Quel temps s’écoule-t-il entre le moment où le fait est découvert, l’idée conçue et le moment de la lecture. Il y a une durée nécessaire pour écrire, imprimer, distribuer, faire rendre compte, faire lire. Cette durée est variable d’après les procédés employés à cet effet.

253.1 L’Édition.

1. — Notion.

a) L’éditeur est celui qui fait imprimer et prend le soin de publier les ouvrages des autres. L’éditeur est comparable à l’entrepreneur d’argent d’un édifice. C’est lui qui établit le rapport entre les diverses spécialités qui coopèrent au livre. On donne aussi le nom d’éditeur à l’homme de lettres et au savant qui revoit et prend soin de publier les ouvrages des autres.

b) L’éditeur est le noyau du monde du livre, placé entre l’auteur, l’imprimeur, le libraire et le public. Les éditeurs ont des responsabilités : 1° vis-à-vis de l’auteur qui, en lui, a confié ses espoirs de réussite ; 2° vis-à-vis de la Nation dont il ne doit pas trahir la cause intellectuelle en publiant des produits inférieurs ; 3° vis-à-vis du public, dont il ne doit pas abîmer la santé morale, mais qu’il ne doit au contraire songer qu’à fortifier et à élever. (Henri Jacques). Il faut des capitaux importants, pour mener à bien une affaire d’édition, où l’on traite avec plusieurs industries, pour permettre d’attendre les rentrées provenant de la vente des livres qui s’échelonnent parfois sur de longs délais, pour entretenir, animer la publicité.

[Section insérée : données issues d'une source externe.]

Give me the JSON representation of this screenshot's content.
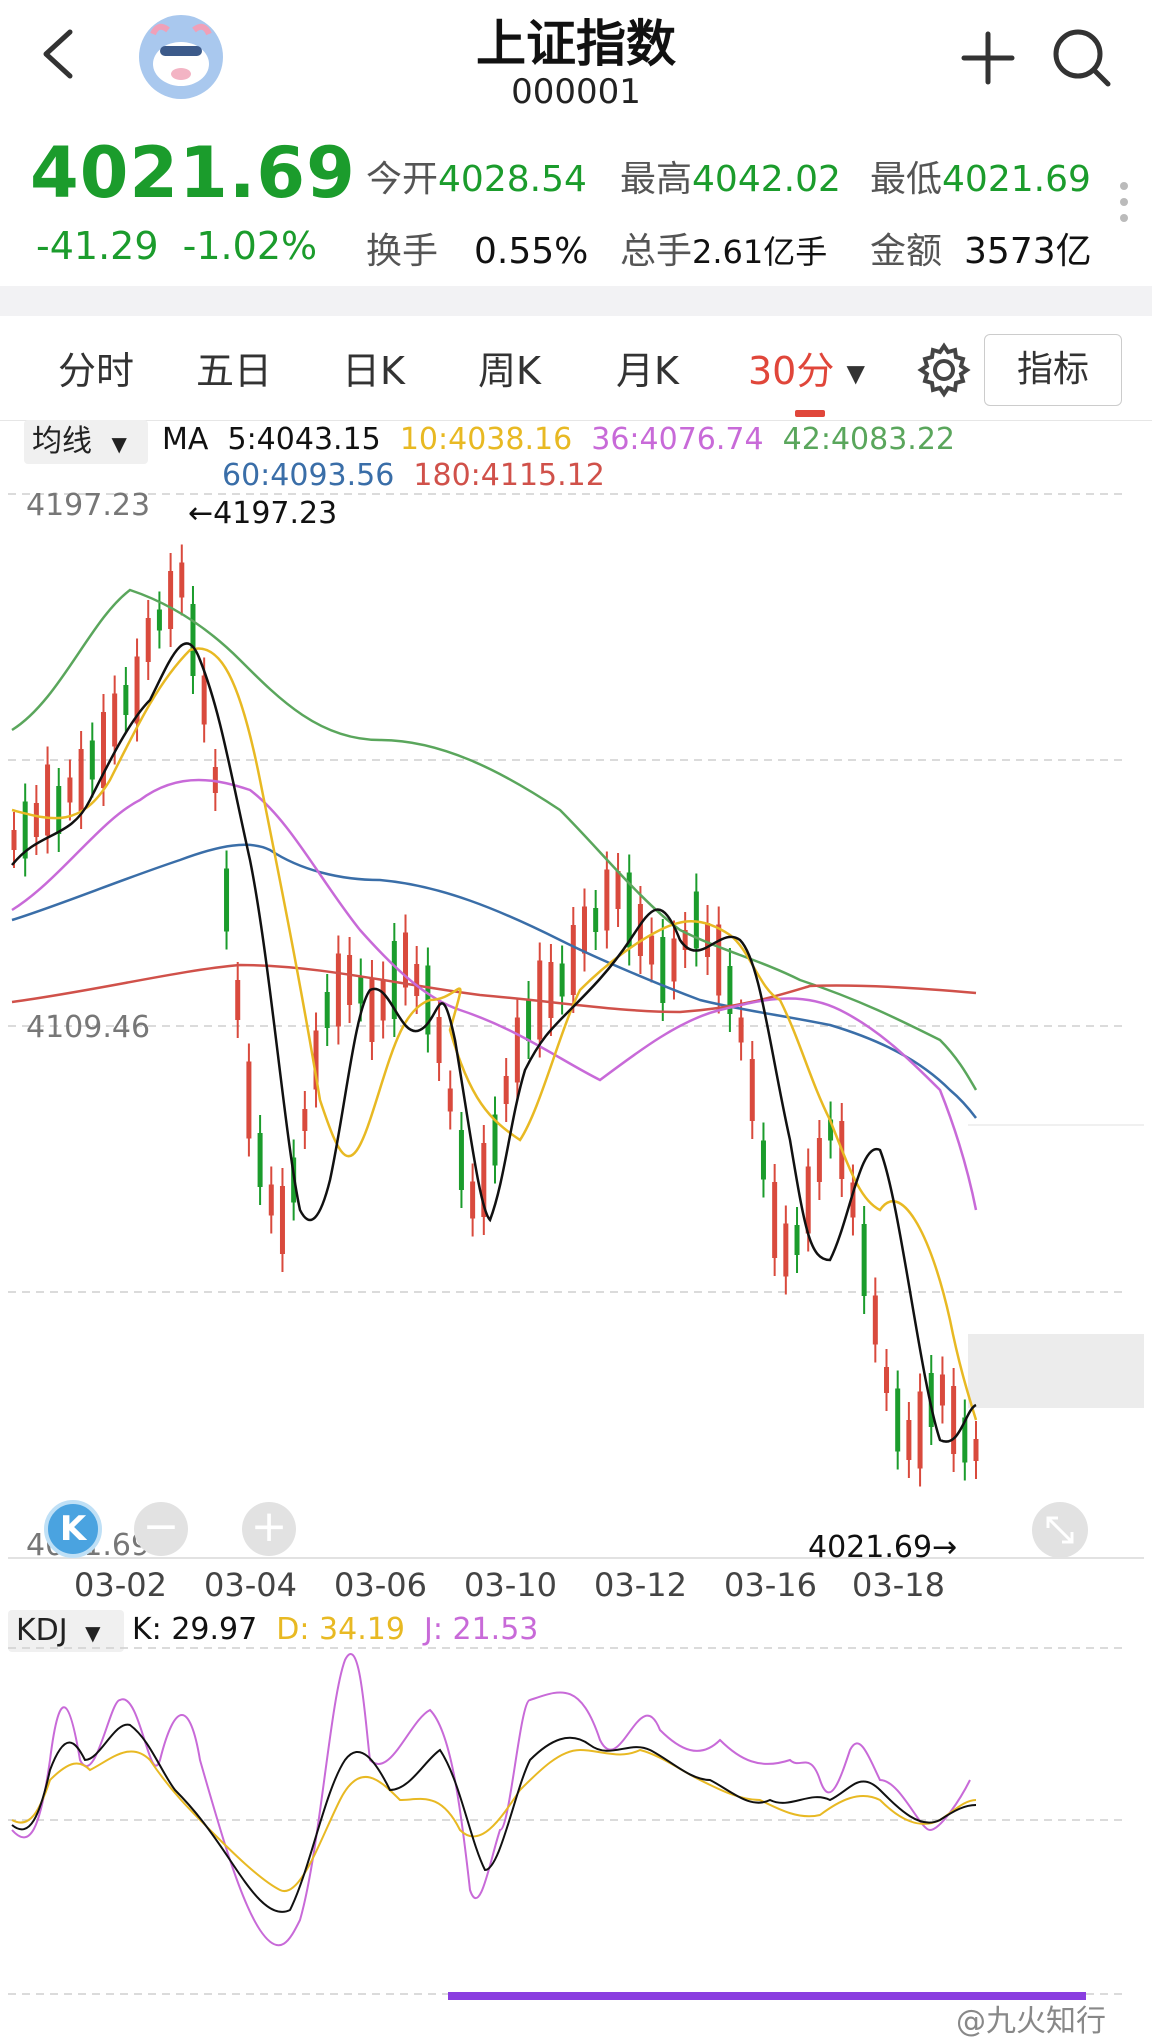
{
  "header": {
    "title": "上证指数",
    "code": "000001",
    "icons": [
      "back-icon",
      "avatar-icon",
      "add-icon",
      "search-icon"
    ]
  },
  "quote": {
    "price": "4021.69",
    "change": "-41.29",
    "change_pct": "-1.02%",
    "open_label": "今开",
    "open": "4028.54",
    "high_label": "最高",
    "high": "4042.02",
    "low_label": "最低",
    "low": "4021.69",
    "turnover_label": "换手",
    "turnover": "0.55%",
    "volume_label": "总手",
    "volume": "2.61亿手",
    "amount_label": "金额",
    "amount": "3573亿"
  },
  "tabs": {
    "items": [
      "分时",
      "五日",
      "日K",
      "周K",
      "月K",
      "30分"
    ],
    "active": "30分",
    "indicator_button": "指标"
  },
  "ma": {
    "selector": "均线",
    "prefix": "MA",
    "ma5": "5:4043.15",
    "ma10": "10:4038.16",
    "ma36": "36:4076.74",
    "ma42": "42:4083.22",
    "ma60": "60:4093.56",
    "ma180": "180:4115.12"
  },
  "chart_labels": {
    "top_axis": "4197.23",
    "high_marker": "4197.23",
    "mid_axis": "4109.46",
    "bottom_axis": "4021.69",
    "low_marker": "4021.69"
  },
  "dates": [
    "03-02",
    "03-04",
    "03-06",
    "03-10",
    "03-12",
    "03-16",
    "03-18"
  ],
  "kdj": {
    "selector": "KDJ",
    "k": "K: 29.97",
    "d": "D: 34.19",
    "j": "J: 21.53"
  },
  "colors": {
    "up": "#d94a3d",
    "down": "#1b9c2c",
    "ma5": "#111111",
    "ma10": "#e8b923",
    "ma36": "#c86ad8",
    "ma42": "#5aa65c",
    "ma60": "#3a6ea8",
    "ma180": "#d0514a",
    "active_tab": "#e0463a"
  },
  "watermark": "@九火知行"
}
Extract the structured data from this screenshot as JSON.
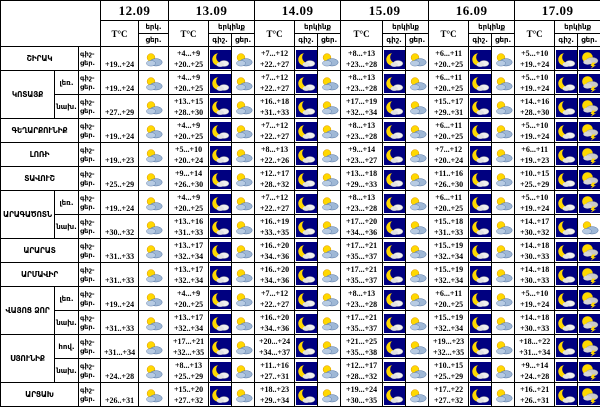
{
  "table": {
    "dates": [
      "12.09",
      "13.09",
      "14.09",
      "15.09",
      "16.09",
      "17.09"
    ],
    "temp_header": "T°C",
    "sky_header": "երկինք",
    "sky_header_short": "երկ.",
    "night_label": "գիշ.",
    "day_label": "ցեր.",
    "row_label_top": "գիշ-",
    "row_label_bottom": "ցեր.",
    "icon_names": {
      "sun-cloud": "partly-cloudy-day-icon",
      "moon-cloud": "partly-cloudy-night-icon",
      "storm": "thunderstorm-icon"
    },
    "colors": {
      "night_bg": "#000080",
      "sun": "#ffd800",
      "sun_edge": "#de9400",
      "cloud_day": "#9fb8d6",
      "cloud_day_light": "#b7cbe3",
      "cloud_day_edge": "#50709e",
      "cloud_storm": "#c9c9c9",
      "grid": "#000000",
      "background": "#ffffff"
    },
    "regions": [
      {
        "name": "ՇԻՐԱԿ",
        "rows": [
          {
            "zone": "",
            "temps": [
              [
                "+19..+24"
              ],
              [
                "+4...+9",
                "+20..+25"
              ],
              [
                "+7...+12",
                "+22..+27"
              ],
              [
                "+8...+13",
                "+23...+28"
              ],
              [
                "+6...+11",
                "+20..+25"
              ],
              [
                "+5...+10",
                "+19..+24"
              ]
            ],
            "icons": [
              [
                "sun-cloud"
              ],
              [
                "moon-cloud",
                "sun-cloud"
              ],
              [
                "moon-cloud",
                "sun-cloud"
              ],
              [
                "moon-cloud",
                "sun-cloud"
              ],
              [
                "moon-cloud",
                "sun-cloud"
              ],
              [
                "moon-cloud",
                "storm"
              ]
            ]
          }
        ]
      },
      {
        "name": "ԿՈՏԱՅՔ",
        "rows": [
          {
            "zone": "լեռ.",
            "temps": [
              [
                "+19..+24"
              ],
              [
                "+4...+9",
                "+20..+25"
              ],
              [
                "+7...+12",
                "+22..+27"
              ],
              [
                "+8...+13",
                "+23...+28"
              ],
              [
                "+6...+11",
                "+20..+25"
              ],
              [
                "+5...+10",
                "+19..+24"
              ]
            ],
            "icons": [
              [
                "sun-cloud"
              ],
              [
                "moon-cloud",
                "sun-cloud"
              ],
              [
                "moon-cloud",
                "sun-cloud"
              ],
              [
                "moon-cloud",
                "sun-cloud"
              ],
              [
                "moon-cloud",
                "sun-cloud"
              ],
              [
                "moon-cloud",
                "storm"
              ]
            ]
          },
          {
            "zone": "նախ.",
            "temps": [
              [
                "+27..+29"
              ],
              [
                "+13..+15",
                "+28..+30"
              ],
              [
                "+16..+18",
                "+31..+33"
              ],
              [
                "+17...+19",
                "+32...+34"
              ],
              [
                "+15..+17",
                "+29..+31"
              ],
              [
                "+14..+16",
                "+28..+30"
              ]
            ],
            "icons": [
              [
                "sun-cloud"
              ],
              [
                "moon-cloud",
                "sun-cloud"
              ],
              [
                "moon-cloud",
                "sun-cloud"
              ],
              [
                "moon-cloud",
                "sun-cloud"
              ],
              [
                "moon-cloud",
                "sun-cloud"
              ],
              [
                "moon-cloud",
                "storm"
              ]
            ]
          }
        ]
      },
      {
        "name": "ԳԵՂԱՐՔՈՒՆԻՔ",
        "rows": [
          {
            "zone": "",
            "temps": [
              [
                "+19..+24"
              ],
              [
                "+4...+9",
                "+20..+25"
              ],
              [
                "+7...+12",
                "+22..+27"
              ],
              [
                "+8...+13",
                "+23...+28"
              ],
              [
                "+6...+11",
                "+20..+25"
              ],
              [
                "+5...+10",
                "+19..+24"
              ]
            ],
            "icons": [
              [
                "sun-cloud"
              ],
              [
                "moon-cloud",
                "sun-cloud"
              ],
              [
                "moon-cloud",
                "sun-cloud"
              ],
              [
                "moon-cloud",
                "sun-cloud"
              ],
              [
                "moon-cloud",
                "sun-cloud"
              ],
              [
                "moon-cloud",
                "storm"
              ]
            ]
          }
        ]
      },
      {
        "name": "ԼՈՌԻ",
        "rows": [
          {
            "zone": "",
            "temps": [
              [
                "+19..+23"
              ],
              [
                "+5...+10",
                "+20..+24"
              ],
              [
                "+8...+13",
                "+22..+26"
              ],
              [
                "+9...+14",
                "+23...+27"
              ],
              [
                "+7...+12",
                "+20..+24"
              ],
              [
                "+6...+11",
                "+19..+23"
              ]
            ],
            "icons": [
              [
                "sun-cloud"
              ],
              [
                "moon-cloud",
                "sun-cloud"
              ],
              [
                "moon-cloud",
                "sun-cloud"
              ],
              [
                "moon-cloud",
                "sun-cloud"
              ],
              [
                "moon-cloud",
                "sun-cloud"
              ],
              [
                "moon-cloud",
                "storm"
              ]
            ]
          }
        ]
      },
      {
        "name": "ՏԱՎՈՒՇ",
        "rows": [
          {
            "zone": "",
            "temps": [
              [
                "+25..+29"
              ],
              [
                "+9...+14",
                "+26..+30"
              ],
              [
                "+12..+17",
                "+28..+32"
              ],
              [
                "+13...+18",
                "+29...+33"
              ],
              [
                "+11..+16",
                "+26..+30"
              ],
              [
                "+10..+15",
                "+25..+29"
              ]
            ],
            "icons": [
              [
                "sun-cloud"
              ],
              [
                "moon-cloud",
                "sun-cloud"
              ],
              [
                "moon-cloud",
                "sun-cloud"
              ],
              [
                "moon-cloud",
                "sun-cloud"
              ],
              [
                "moon-cloud",
                "sun-cloud"
              ],
              [
                "moon-cloud",
                "storm"
              ]
            ]
          }
        ]
      },
      {
        "name": "ԱՐԱԳԱԾՈՏՆ",
        "rows": [
          {
            "zone": "լեռ.",
            "temps": [
              [
                "+19..+24"
              ],
              [
                "+4...+9",
                "+20..+25"
              ],
              [
                "+7...+12",
                "+22..+27"
              ],
              [
                "+8...+13",
                "+23...+28"
              ],
              [
                "+6...+11",
                "+20..+25"
              ],
              [
                "+5...+10",
                "+19..+24"
              ]
            ],
            "icons": [
              [
                "sun-cloud"
              ],
              [
                "moon-cloud",
                "sun-cloud"
              ],
              [
                "moon-cloud",
                "sun-cloud"
              ],
              [
                "moon-cloud",
                "sun-cloud"
              ],
              [
                "moon-cloud",
                "sun-cloud"
              ],
              [
                "moon-cloud",
                "storm"
              ]
            ]
          },
          {
            "zone": "նախ.",
            "temps": [
              [
                "+30..+32"
              ],
              [
                "+13..+16",
                "+31..+33"
              ],
              [
                "+16..+19",
                "+33..+35"
              ],
              [
                "+17...+20",
                "+34...+36"
              ],
              [
                "+15..+18",
                "+31..+33"
              ],
              [
                "+14..+17",
                "+30..+32"
              ]
            ],
            "icons": [
              [
                "sun-cloud"
              ],
              [
                "moon-cloud",
                "sun-cloud"
              ],
              [
                "moon-cloud",
                "sun-cloud"
              ],
              [
                "moon-cloud",
                "sun-cloud"
              ],
              [
                "moon-cloud",
                "sun-cloud"
              ],
              [
                "moon-cloud",
                "sun-cloud"
              ]
            ]
          }
        ]
      },
      {
        "name": "ԱՐԱՐԱՏ",
        "rows": [
          {
            "zone": "",
            "temps": [
              [
                "+31..+33"
              ],
              [
                "+13..+17",
                "+32..+34"
              ],
              [
                "+16..+20",
                "+34..+36"
              ],
              [
                "+17...+21",
                "+35...+37"
              ],
              [
                "+15..+19",
                "+32..+34"
              ],
              [
                "+14..+18",
                "+30..+33"
              ]
            ],
            "icons": [
              [
                "sun-cloud"
              ],
              [
                "moon-cloud",
                "sun-cloud"
              ],
              [
                "moon-cloud",
                "sun-cloud"
              ],
              [
                "moon-cloud",
                "sun-cloud"
              ],
              [
                "moon-cloud",
                "sun-cloud"
              ],
              [
                "moon-cloud",
                "storm"
              ]
            ]
          }
        ]
      },
      {
        "name": "ԱՐՄԱՎԻՐ",
        "rows": [
          {
            "zone": "",
            "temps": [
              [
                "+31..+33"
              ],
              [
                "+13..+17",
                "+32..+34"
              ],
              [
                "+16..+20",
                "+34..+36"
              ],
              [
                "+17...+21",
                "+35...+37"
              ],
              [
                "+15..+19",
                "+32..+34"
              ],
              [
                "+14..+18",
                "+30..+33"
              ]
            ],
            "icons": [
              [
                "sun-cloud"
              ],
              [
                "moon-cloud",
                "sun-cloud"
              ],
              [
                "moon-cloud",
                "sun-cloud"
              ],
              [
                "moon-cloud",
                "sun-cloud"
              ],
              [
                "moon-cloud",
                "sun-cloud"
              ],
              [
                "moon-cloud",
                "storm"
              ]
            ]
          }
        ]
      },
      {
        "name": "ՎԱՅՈՑ ՁՈՐ",
        "rows": [
          {
            "zone": "լեռ.",
            "temps": [
              [
                "+19..+24"
              ],
              [
                "+4...+9",
                "+20..+25"
              ],
              [
                "+7...+12",
                "+22..+27"
              ],
              [
                "+8...+13",
                "+23...+28"
              ],
              [
                "+6...+11",
                "+20..+25"
              ],
              [
                "+5...+10",
                "+19..+24"
              ]
            ],
            "icons": [
              [
                "sun-cloud"
              ],
              [
                "moon-cloud",
                "sun-cloud"
              ],
              [
                "moon-cloud",
                "sun-cloud"
              ],
              [
                "moon-cloud",
                "sun-cloud"
              ],
              [
                "moon-cloud",
                "sun-cloud"
              ],
              [
                "moon-cloud",
                "storm"
              ]
            ]
          },
          {
            "zone": "նախ.",
            "temps": [
              [
                "+31..+33"
              ],
              [
                "+13..+17",
                "+32..+34"
              ],
              [
                "+16..+20",
                "+34..+36"
              ],
              [
                "+17...+21",
                "+35...+37"
              ],
              [
                "+15..+19",
                "+32..+34"
              ],
              [
                "+14..+18",
                "+30..+33"
              ]
            ],
            "icons": [
              [
                "sun-cloud"
              ],
              [
                "moon-cloud",
                "sun-cloud"
              ],
              [
                "moon-cloud",
                "sun-cloud"
              ],
              [
                "moon-cloud",
                "sun-cloud"
              ],
              [
                "moon-cloud",
                "sun-cloud"
              ],
              [
                "moon-cloud",
                "storm"
              ]
            ]
          }
        ]
      },
      {
        "name": "ՍՅՈՒՆԻՔ",
        "rows": [
          {
            "zone": "հով.",
            "temps": [
              [
                "+31...+34"
              ],
              [
                "+17...+21",
                "+32...+35"
              ],
              [
                "+20...+24",
                "+34...+37"
              ],
              [
                "+21...+25",
                "+35...+38"
              ],
              [
                "+19...+23",
                "+32...+35"
              ],
              [
                "+18...+22",
                "+31...+34"
              ]
            ],
            "icons": [
              [
                "sun-cloud"
              ],
              [
                "moon-cloud",
                "sun-cloud"
              ],
              [
                "moon-cloud",
                "sun-cloud"
              ],
              [
                "moon-cloud",
                "sun-cloud"
              ],
              [
                "moon-cloud",
                "sun-cloud"
              ],
              [
                "moon-cloud",
                "storm"
              ]
            ]
          },
          {
            "zone": "նախ.",
            "temps": [
              [
                "+24..+28"
              ],
              [
                "+8...+13",
                "+25..+29"
              ],
              [
                "+11..+16",
                "+27..+31"
              ],
              [
                "+12...+17",
                "+28...+32"
              ],
              [
                "+10..+15",
                "+25..+29"
              ],
              [
                "+9...+14",
                "+24..+28"
              ]
            ],
            "icons": [
              [
                "sun-cloud"
              ],
              [
                "moon-cloud",
                "sun-cloud"
              ],
              [
                "moon-cloud",
                "sun-cloud"
              ],
              [
                "moon-cloud",
                "sun-cloud"
              ],
              [
                "moon-cloud",
                "sun-cloud"
              ],
              [
                "moon-cloud",
                "storm"
              ]
            ]
          }
        ]
      },
      {
        "name": "ԱՐՑԱԽ",
        "rows": [
          {
            "zone": "",
            "temps": [
              [
                "+26..+31"
              ],
              [
                "+15..+20",
                "+27..+32"
              ],
              [
                "+18..+23",
                "+29..+34"
              ],
              [
                "+19...+24",
                "+30...+35"
              ],
              [
                "+17..+22",
                "+27..+32"
              ],
              [
                "+16..+21",
                "+26..+31"
              ]
            ],
            "icons": [
              [
                "sun-cloud"
              ],
              [
                "moon-cloud",
                "sun-cloud"
              ],
              [
                "moon-cloud",
                "sun-cloud"
              ],
              [
                "moon-cloud",
                "sun-cloud"
              ],
              [
                "moon-cloud",
                "sun-cloud"
              ],
              [
                "moon-cloud",
                "storm"
              ]
            ]
          }
        ]
      }
    ]
  }
}
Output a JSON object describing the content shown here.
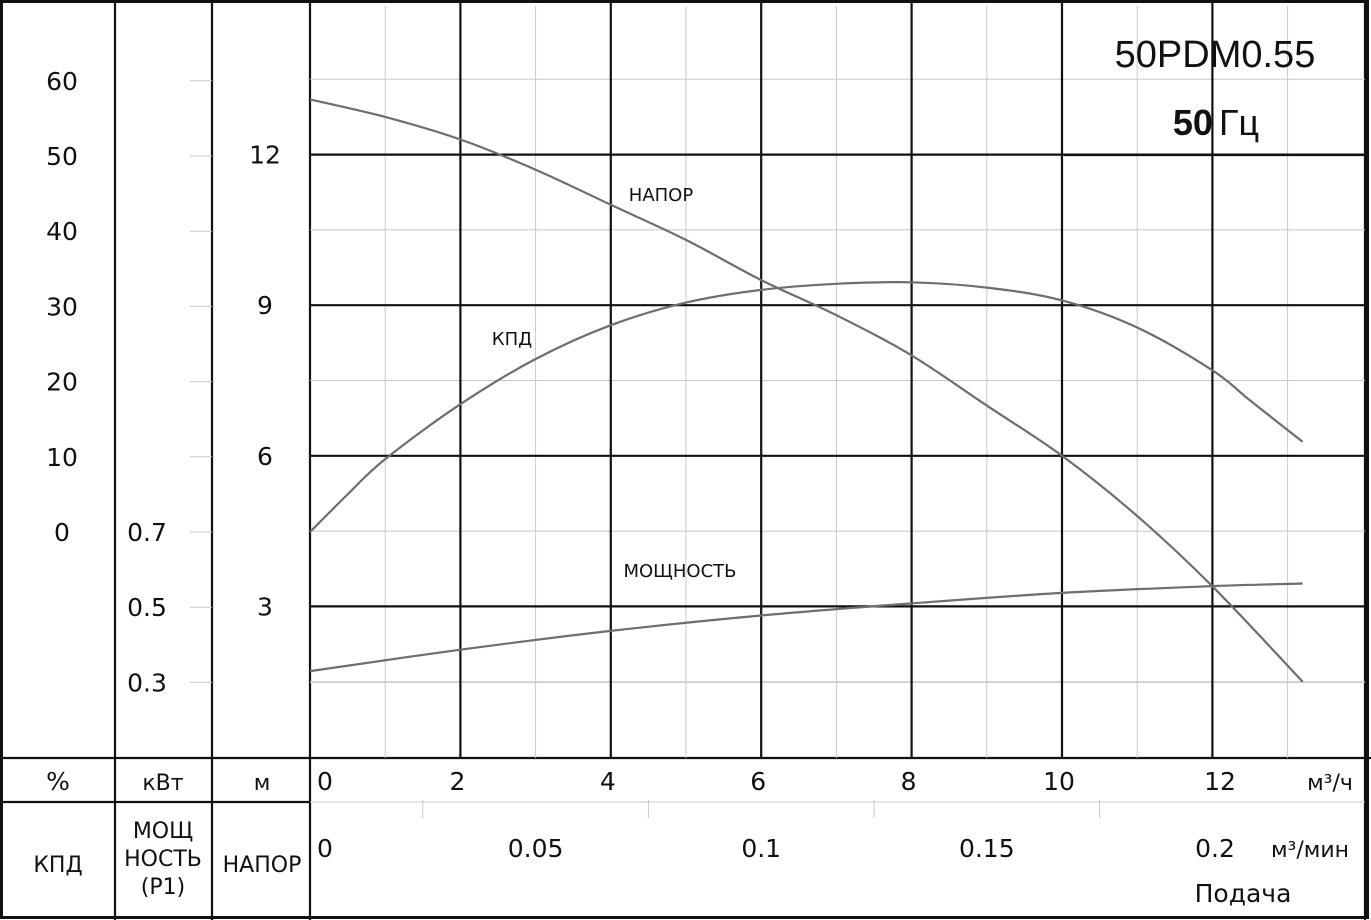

« Si le livre est le véhicule de la pensée, la maison d’édition est le chemin, le canal, le fleuve, la voie. Entre l’écrivain et l’éditeur, il doit y avoir alliance, collaboration. » (Pierre Georges.)

2. — Historique.

a) On a beaucoup discuté si les personnes auxquelles les Romains donnaient le nom de libraires achetaient aux auteurs le droit de publier et de vendre leurs ouvrages. Comme le livre était écrit à la main, il n’y avait pas nécessité de constituer de stocks et l’auteur pouvait à tout moment apporter des changements à son œuvre. Les libraires et les éditeurs au moyen âge ne constituaient qu’une même corporation.

La fondation des universités de Bologne, Padoue, Florence, Paris, Oxford et d’ailleurs, du XIIIe au XVe siècle et durant la Renaissance, rendit plus apparente l’importance du livre. Les colonies de scribes et de libraires s’installèrent autour des universités et y établirent de grands « scriptoria »[1]

Après l’invention de l’imprimerie, on voit se dégager la fonction d’éditeur (imprimeurs imprimant leurs propres livres). À la Révolution, la profession d’éditeur fut déclarée libre et sans autre condition qu’une patente. Celle-ci disparut plus tard.

b) Autrefois en Angleterre, il était coutume de publier certains livres sur le principe du partage des profits et pertes parmi un nombre convenu d’éditeurs et de libraires. Cet usage a subsisté jusqu’au milieu du XIXe siècle. C’était extraordinairement des ouvrages pour lesquels les droits d’auteur avaient cessé d’exister. (Ex. dictionnaire de Johnson), Il y avait jusqu’à 200 actionnaires. Cette méthode ouverte à tous créait un monopole dans bien des cas, car tous les intéressés étaient actionnaires et maintenaient les prix hauts. William Pichering se mit seul à attaquer la corporation des éditeurs en publiant de belles éditions à bon marché des classiques anglais (Aldine Poets, Small books On Great Subjects, etc.).

c) L’histoire de l’édition n’est pas entièrement écrite, mais les grandes firmes ont publié l’histoire de leur officine. Des maisons d’édition plongent leurs racines loin dans le passé. En Angleterre, par exemple, la maison

  1. Cf. Delalain. Étude sur la librairie parisienne du XIIIe au XVIe siècle.